8年に亘る連載と24巻完結を思うと、長編ならではの一貫性とエンターテインメントを感じる作品でした。

<展開>
・前半は世間の小悪を見つけては退治する「世直しマン」の陳腐さが鼻につきます。世を忍ぶ冴えない街金サラリーマンを装いながら、小悪党と遭遇するなり「負債あり」とかなんとか言いながら自分の利益につながらない征伐をする単発読み切り風のお話が延々と続いていました。
10巻くらいまで続いた後は、主人公春居の過去との因果とからめて、巨悪の柳原代議士との対決が始まります。
隠されていたはずのヒーローの過去や正体まで敵に知られるようになってくると、それまでの無敵感からそれなりのハラハラ感が生まれてきます。
様々な敵味方あるいは正体を探るジャーナリストを並行に登場させるあたりは巧妙でした。

<作画>
・ベテラン細野不二彦ですので、安定した筆使いではありますが、いつまでたっても上手い絵とは思えないのは私だけでしょうか?
・一方で巨匠手塚治虫の影響を受けたかのような人物画も嫌いではありません。

<エンターテインメント性>
・ダブルフェイスの題名通りに、表裏の顔を持つヒーローの活躍は、前半は狙い通りとは言えず、飽きがくるものでした。
しかし、その表裏二面性が崩壊する危機が近くなればなるほど面白さが出てくるという構成でした。後半だれがちな作品が多い中で、最終話にかけて盛り上がりを見せる作品です。

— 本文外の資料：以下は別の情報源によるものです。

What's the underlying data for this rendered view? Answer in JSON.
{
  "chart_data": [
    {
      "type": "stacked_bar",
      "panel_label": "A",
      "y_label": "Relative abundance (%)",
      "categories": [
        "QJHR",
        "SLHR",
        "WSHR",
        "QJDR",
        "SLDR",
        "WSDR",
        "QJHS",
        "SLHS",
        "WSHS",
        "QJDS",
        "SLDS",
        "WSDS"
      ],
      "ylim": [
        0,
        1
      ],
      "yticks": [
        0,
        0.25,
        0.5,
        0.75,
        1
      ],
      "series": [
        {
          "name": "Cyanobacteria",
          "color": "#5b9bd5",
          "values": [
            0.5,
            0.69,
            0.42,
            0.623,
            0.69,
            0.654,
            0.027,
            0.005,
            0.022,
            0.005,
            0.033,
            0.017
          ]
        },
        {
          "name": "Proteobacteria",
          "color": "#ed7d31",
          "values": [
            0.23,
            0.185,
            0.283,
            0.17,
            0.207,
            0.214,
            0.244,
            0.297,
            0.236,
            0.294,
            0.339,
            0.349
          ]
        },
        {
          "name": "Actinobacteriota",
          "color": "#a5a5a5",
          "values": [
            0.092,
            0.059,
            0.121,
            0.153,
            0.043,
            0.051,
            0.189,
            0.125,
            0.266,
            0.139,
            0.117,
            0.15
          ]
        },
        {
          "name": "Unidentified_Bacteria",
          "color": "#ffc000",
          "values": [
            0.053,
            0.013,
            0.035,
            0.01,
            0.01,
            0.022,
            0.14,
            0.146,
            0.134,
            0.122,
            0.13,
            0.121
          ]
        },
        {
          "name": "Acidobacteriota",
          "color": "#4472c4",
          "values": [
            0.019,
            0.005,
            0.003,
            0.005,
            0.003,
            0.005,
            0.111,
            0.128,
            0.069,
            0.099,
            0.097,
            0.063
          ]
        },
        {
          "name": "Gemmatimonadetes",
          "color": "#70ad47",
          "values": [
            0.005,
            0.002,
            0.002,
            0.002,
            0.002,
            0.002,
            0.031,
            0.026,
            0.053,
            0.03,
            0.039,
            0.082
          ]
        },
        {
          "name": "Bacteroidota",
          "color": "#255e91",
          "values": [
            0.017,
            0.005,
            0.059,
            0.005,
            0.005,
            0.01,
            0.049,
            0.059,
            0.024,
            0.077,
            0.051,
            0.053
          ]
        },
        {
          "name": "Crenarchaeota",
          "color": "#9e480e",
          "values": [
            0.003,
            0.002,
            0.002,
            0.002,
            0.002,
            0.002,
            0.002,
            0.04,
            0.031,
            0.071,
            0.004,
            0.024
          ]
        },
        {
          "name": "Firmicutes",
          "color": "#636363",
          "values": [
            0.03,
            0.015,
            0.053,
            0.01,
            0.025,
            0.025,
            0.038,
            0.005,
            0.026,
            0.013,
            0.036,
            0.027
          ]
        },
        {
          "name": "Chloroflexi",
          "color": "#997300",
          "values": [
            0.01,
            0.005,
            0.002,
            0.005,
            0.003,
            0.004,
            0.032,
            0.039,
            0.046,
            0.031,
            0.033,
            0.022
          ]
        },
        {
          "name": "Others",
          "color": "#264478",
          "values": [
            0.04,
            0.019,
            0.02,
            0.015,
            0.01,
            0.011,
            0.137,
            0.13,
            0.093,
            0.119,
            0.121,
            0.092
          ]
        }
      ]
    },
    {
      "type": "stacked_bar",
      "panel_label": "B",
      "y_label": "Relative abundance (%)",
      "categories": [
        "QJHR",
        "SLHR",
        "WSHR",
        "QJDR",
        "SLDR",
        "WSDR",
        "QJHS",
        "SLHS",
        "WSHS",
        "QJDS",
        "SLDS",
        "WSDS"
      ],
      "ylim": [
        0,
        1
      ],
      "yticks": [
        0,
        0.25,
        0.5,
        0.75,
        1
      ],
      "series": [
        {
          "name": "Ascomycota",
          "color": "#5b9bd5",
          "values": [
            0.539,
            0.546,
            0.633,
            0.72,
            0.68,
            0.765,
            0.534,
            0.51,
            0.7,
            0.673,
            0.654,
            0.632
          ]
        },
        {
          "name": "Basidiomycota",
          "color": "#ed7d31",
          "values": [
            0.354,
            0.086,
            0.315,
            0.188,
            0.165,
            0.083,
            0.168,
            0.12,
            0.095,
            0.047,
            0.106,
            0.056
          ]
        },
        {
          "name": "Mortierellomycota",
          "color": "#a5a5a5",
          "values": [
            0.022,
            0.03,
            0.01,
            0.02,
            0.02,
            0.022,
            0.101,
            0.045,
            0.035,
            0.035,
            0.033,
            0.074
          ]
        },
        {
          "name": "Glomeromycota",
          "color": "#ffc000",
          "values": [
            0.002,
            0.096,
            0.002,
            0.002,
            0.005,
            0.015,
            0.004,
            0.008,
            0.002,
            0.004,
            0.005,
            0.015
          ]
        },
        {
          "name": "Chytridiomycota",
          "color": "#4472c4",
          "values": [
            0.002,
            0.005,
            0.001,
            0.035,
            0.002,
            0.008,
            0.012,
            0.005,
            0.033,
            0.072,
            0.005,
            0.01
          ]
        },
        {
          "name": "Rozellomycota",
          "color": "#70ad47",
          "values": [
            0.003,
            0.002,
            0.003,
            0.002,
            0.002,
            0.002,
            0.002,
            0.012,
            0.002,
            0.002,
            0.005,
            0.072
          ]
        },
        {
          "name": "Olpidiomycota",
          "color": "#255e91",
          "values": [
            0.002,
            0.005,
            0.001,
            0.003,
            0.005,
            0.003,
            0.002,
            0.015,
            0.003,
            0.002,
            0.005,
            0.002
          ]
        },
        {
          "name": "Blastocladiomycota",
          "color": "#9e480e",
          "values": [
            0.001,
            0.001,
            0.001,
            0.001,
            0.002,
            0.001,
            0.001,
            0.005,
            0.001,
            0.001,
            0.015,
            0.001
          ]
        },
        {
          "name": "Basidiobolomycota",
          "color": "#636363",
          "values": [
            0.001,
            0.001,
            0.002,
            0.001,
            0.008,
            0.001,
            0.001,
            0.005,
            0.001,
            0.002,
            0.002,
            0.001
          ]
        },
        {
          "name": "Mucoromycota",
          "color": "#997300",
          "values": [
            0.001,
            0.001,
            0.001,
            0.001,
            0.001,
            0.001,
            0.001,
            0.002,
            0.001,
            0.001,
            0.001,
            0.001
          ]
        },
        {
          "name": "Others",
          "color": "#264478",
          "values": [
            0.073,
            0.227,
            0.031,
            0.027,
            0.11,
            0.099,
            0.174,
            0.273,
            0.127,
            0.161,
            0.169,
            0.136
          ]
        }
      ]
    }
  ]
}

ギャラリーフェイクとともに、長編2大作品として細野氏の代表作になりました。

ナイスレビュー: 0

[投稿:2016-12-04 17:21:43] [修正:2016-12-04 17:22:55] [このレビューのURL]

5点 Scroogeさん

零細街金の冴えないサラリーマン春居。
日々店長や同僚に舐められながら顧客の為に汗をかく。
しかし、それは世を忍ぶ仮の姿。
その真実は法で裁けない悪を裁く魔術師ドクター・フー。
散りばめられたマジックの小ネタが楽しく、お裁きではさらにド派手なマジックが映える。
サラリーマンの日常編とドクター・フーのお裁き編のコントラストは陳腐とはいえ解りやすくて面白い。

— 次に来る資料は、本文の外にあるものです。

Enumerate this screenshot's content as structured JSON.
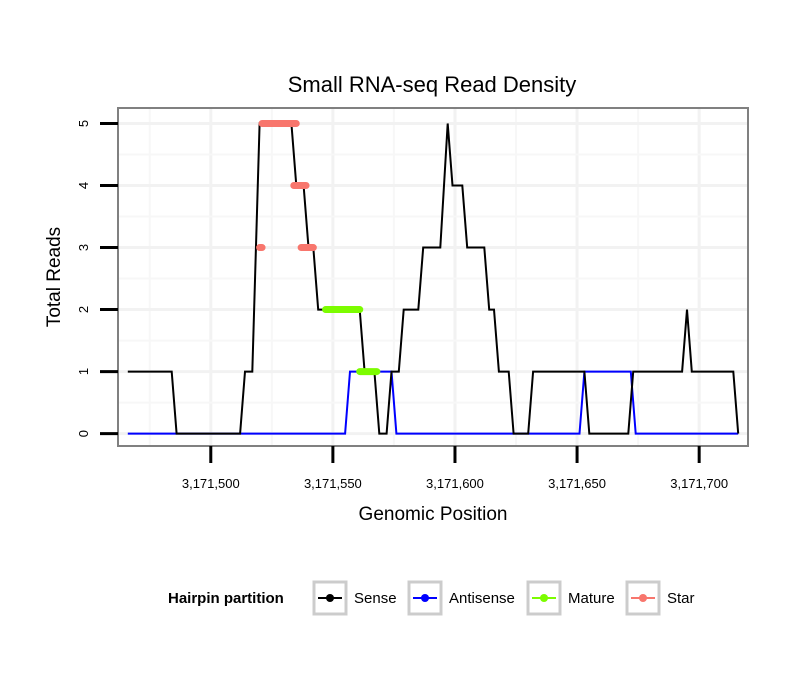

中盤からはドクター・フーの背景設定が明かされていき、
彼が悪を裁くのには理由があり仲間がいることがわかる。
彼らはクロブチ機関を名乗る一味で、政界の黒幕クロブチという男が、
日本を掃除するためワケアリの男女を集めた、
暴力と犯罪による正義の執行を旨とした組織であった。
ドクター・フーはその一人というわけ。

終盤では春居でもなくドクター・フーでもない。
彼自身の戦いを描く。

基本的には大した話ではないが、そこは細野不二彦。
人間の醜い部分を嫌にならない程度に織り交ぜて読んでいて飽きない。
強引な結末もキャラクターに感情移入できていれば許容できる。
良い意味での娯楽漫画と言える。

*雑考
主人公ドクター・フーははっきり言って気持ち悪い。
3億円の豪華マンションに住み夜景を見ながら裸で筋トレしている。
キメ台詞「この債権有効なりや?」もどうかしているとしか思えない。
しかし、それでもなお言動に憎めないところがあって、それが作品全体の救いになっている。

ナイスレビュー: 1

[投稿:2011-11-29 22:12:32] [修正:2011-11-29 22:16:03] [このレビューのURL]

7点 yiconさん

序盤から中盤におけるDr.WHOOの暗躍は痛快そのものですね。しかし対諸星のエピソード群と比較して柳原との対峙が意外にあっけなかったなあと思った。実際、対諸星あたりが山場だったのかも。

ナイスレビュー: 0

[投稿:2011-08-08 05:21:52] [修正:2011-08-08 05:36:36] [このレビューのURL]

3点 道化師さん

普段は冴えないサラリーマンが、悪(小物が多い)から弱いものを守るヒーローに!というスーパーマンっぽい漫画。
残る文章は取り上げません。